Justice Cardozo’s remarks come home with a strange poignancy: “The half-truths of one generation tend at times to perpetuate themselves in law as the whole truths of another, when constant repetition brings it about that qualifications taken once for granted are disregarded or forgotten.”

It is to be remembered and reiterated that the amendment does not take away citizenship of any Indian, the law does not exclude anyone, but it does not include some within its ken.

Whether this is the best or wisest law is a matter for Parliament, not for the court. The court is concerned only with the Constitutionality of a law, not its wisdom, desirability or expediency. We ought not to confuse Constitutionality with wisdom, desirability or morality.
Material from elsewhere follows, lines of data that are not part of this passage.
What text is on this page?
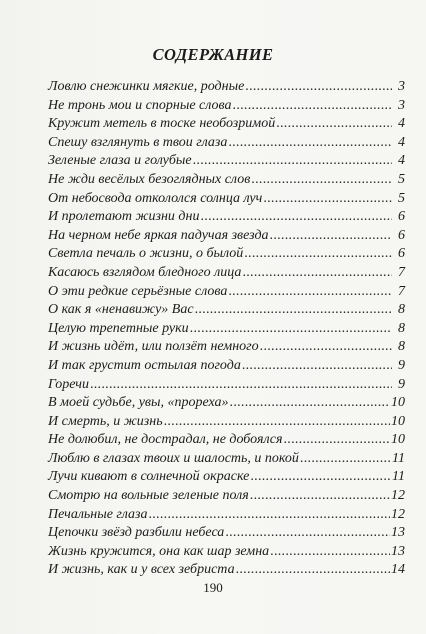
СОДЕРЖАНИЕ
Ловлю снежинки мягкие, родные .....	3
Не тронь мои и спорные слова .....	3
Кружит метель в тоске необозримой .....	4
Спешу взглянуть в твои глаза .....	4
Зеленые глаза и голубые .....	4
Не жди весёлых безоглядных слов .....	5
От небосвода откололся солнца луч .....	5
И пролетают жизни дни .....	6
На черном небе яркая падучая звезда .....	6
Светла печаль о жизни, о былой .....	6
Касаюсь взглядом бледного лица .....	7
О эти редкие серьёзные слова .....	7
О как я «ненавижу» Вас .....	8
Целую трепетные руки .....	8
И жизнь идёт, или ползёт немного .....	8
И так грустит остылая погода .....	9
Горечи .....	9
В моей судьбе, увы, «прореха» .....	10
И смерть, и жизнь .....	10
Не долюбил, не дострадал, не добоялся .....	10
Люблю в глазах твоих и шалость, и покой .....	11
Лучи кивают в солнечной окраске .....	11
Смотрю на вольные зеленые поля .....	12
Печальные глаза .....	12
Цепочки звёзд разбили небеса .....	13
Жизнь кружится, она как шар земна .....	13
И жизнь, как и у всех зебриста .....	14
190
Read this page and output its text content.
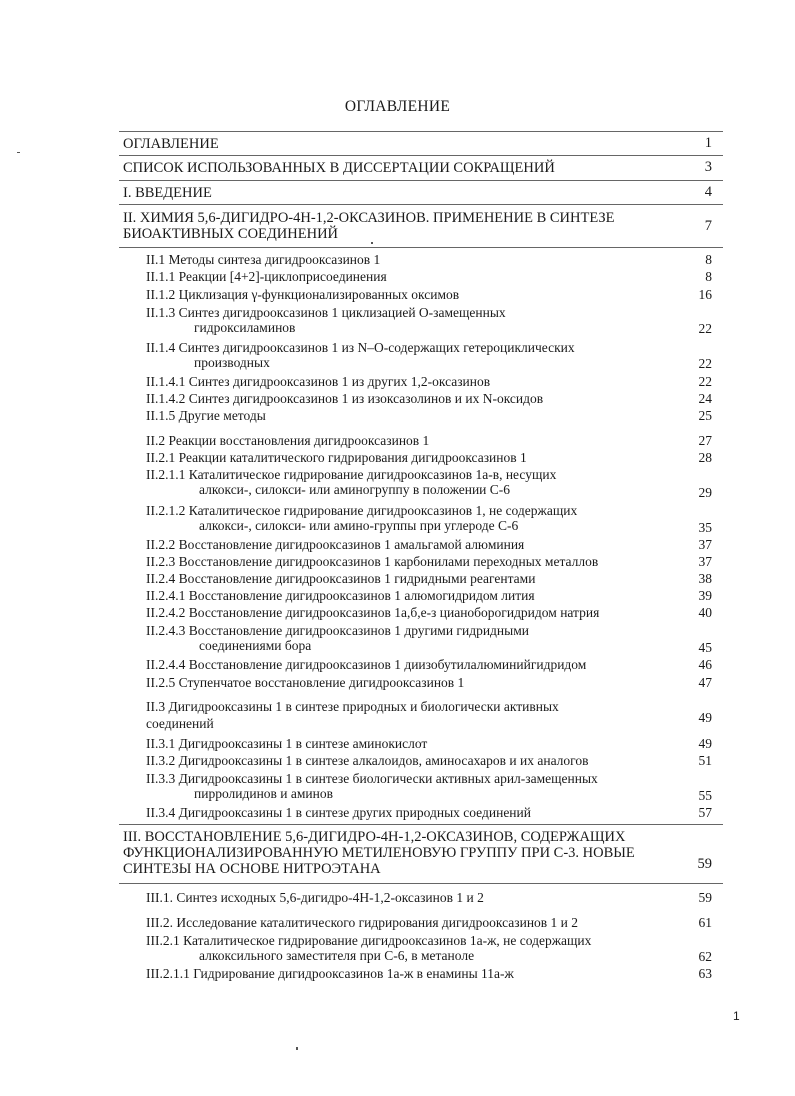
ОГЛАВЛЕНИЕ
ОГЛАВЛЕНИЕ	1
СПИСОК ИСПОЛЬЗОВАННЫХ В ДИССЕРТАЦИИ СОКРАЩЕНИЙ	3
I. ВВЕДЕНИЕ	4
II. ХИМИЯ 5,6-ДИГИДРО-4H-1,2-ОКСАЗИНОВ. ПРИМЕНЕНИЕ В СИНТЕЗЕ
БИОАКТИВНЫХ СОЕДИНЕНИЙ	7
II.1 Методы синтеза дигидрооксазинов 1	8
II.1.1 Реакции [4+2]-циклоприсоединения	8
II.1.2 Циклизация γ-функционализированных оксимов	16
II.1.3 Синтез дигидрооксазинов 1 циклизацией О-замещенных
гидроксиламинов	22
II.1.4 Синтез дигидрооксазинов 1 из N–O-содержащих гетероциклических
производных	22
II.1.4.1 Синтез дигидрооксазинов 1 из других 1,2-оксазинов	22
II.1.4.2 Синтез дигидрооксазинов 1 из изоксазолинов и их N-оксидов	24
II.1.5 Другие методы	25
II.2 Реакции восстановления дигидрооксазинов 1	27
II.2.1 Реакции каталитического гидрирования дигидрооксазинов 1	28
II.2.1.1 Каталитическое гидрирование дигидрооксазинов 1а-в, несущих
алкокси-, силокси- или аминогруппу в положении С-6	29
II.2.1.2 Каталитическое гидрирование дигидрооксазинов 1, не содержащих
алкокси-, силокси- или амино-группы при углероде С-6	35
II.2.2 Восстановление дигидрооксазинов 1 амальгамой алюминия	37
II.2.3 Восстановление дигидрооксазинов 1 карбонилами переходных металлов	37
II.2.4 Восстановление дигидрооксазинов 1 гидридными реагентами	38
II.2.4.1 Восстановление дигидрооксазинов 1 алюмогидридом лития	39
II.2.4.2 Восстановление дигидрооксазинов 1а,б,е-з цианоборогидридом натрия	40
II.2.4.3 Восстановление дигидрооксазинов 1 другими гидридными
соединениями бора	45
II.2.4.4 Восстановление дигидрооксазинов 1 диизобутилалюминийгидридом	46
II.2.5 Ступенчатое восстановление дигидрооксазинов 1	47
II.3 Дигидрооксазины 1 в синтезе природных и биологически активных
соединений	49
II.3.1 Дигидрооксазины 1 в синтезе аминокислот	49
II.3.2 Дигидрооксазины 1 в синтезе алкалоидов, аминосахаров и их аналогов	51
II.3.3 Дигидрооксазины 1 в синтезе биологически активных арил-замещенных
пирролидинов и аминов	55
II.3.4 Дигидрооксазины 1 в синтезе других природных соединений	57
III. ВОССТАНОВЛЕНИЕ 5,6-ДИГИДРО-4H-1,2-ОКСАЗИНОВ, СОДЕРЖАЩИХ
ФУНКЦИОНАЛИЗИРОВАННУЮ МЕТИЛЕНОВУЮ ГРУППУ ПРИ С-3. НОВЫЕ
СИНТЕЗЫ НА ОСНОВЕ НИТРОЭТАНА	59
III.1. Синтез исходных 5,6-дигидро-4H-1,2-оксазинов 1 и 2	59
III.2. Исследование каталитического гидрирования дигидрооксазинов 1 и 2	61
III.2.1 Каталитическое гидрирование дигидрооксазинов 1а-ж, не содержащих
алкоксильного заместителя при С-6, в метаноле	62
III.2.1.1 Гидрирование дигидрооксазинов 1а-ж в енамины 11а-ж	63
1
While this is the legal position and people should not be misled or misinformed, it is wrong to describe those who oppose this measure as anti-national. A democratic society lives and grows by accepting ideas, experimenting with them and if necessary rejecting them.

The right to dissent is conferred by the Constitution. Discussion and dissent are the very life breath of democracy.

But no democracy can afford or support violence. Violent protests as well as putting down dissent - both are a negation of democracy.

It is the duty of every good government to discuss, inform and educate the nation. The amount of time that people spend in hearing each other talk is said to be an important constituent of political life. Enduring institutions, it is said, depend upon the enduring support of ordinary people.

To a query as to what kind of government the Constitutional Convention of 1787 had created in USA, Benjamin Franklin replied, “A republic, Madam, if you can keep it.” The most effectual means of preventing perversion of power and preserving the democratic republic ‘is to illuminate the minds of the people at large.’ This is what is of utmost need and urgency today.

The amendment does not require the approval of any of the states. They have no role and some Chief Ministers opposing it is wholly irrelevant.

While one may criticise and oppose a law, as long as the law stands, one is bound to obey and abide by it. Persons occupying Constitutional positions protesting against the law and threatening not to obey and implement it, is very disturbing.

It amounts to a breach of the Constitutional oath of office which would render them unworthy and ineligible for public office. It also amounts to failure of the Constitutional machinery inviting remedial action under the Constitution.

We would do well to recall Rousseau’s admonition: “The first of all laws is to respect the laws.”

(The writer is a senior advocate based in Bengaluru. Views are personal.)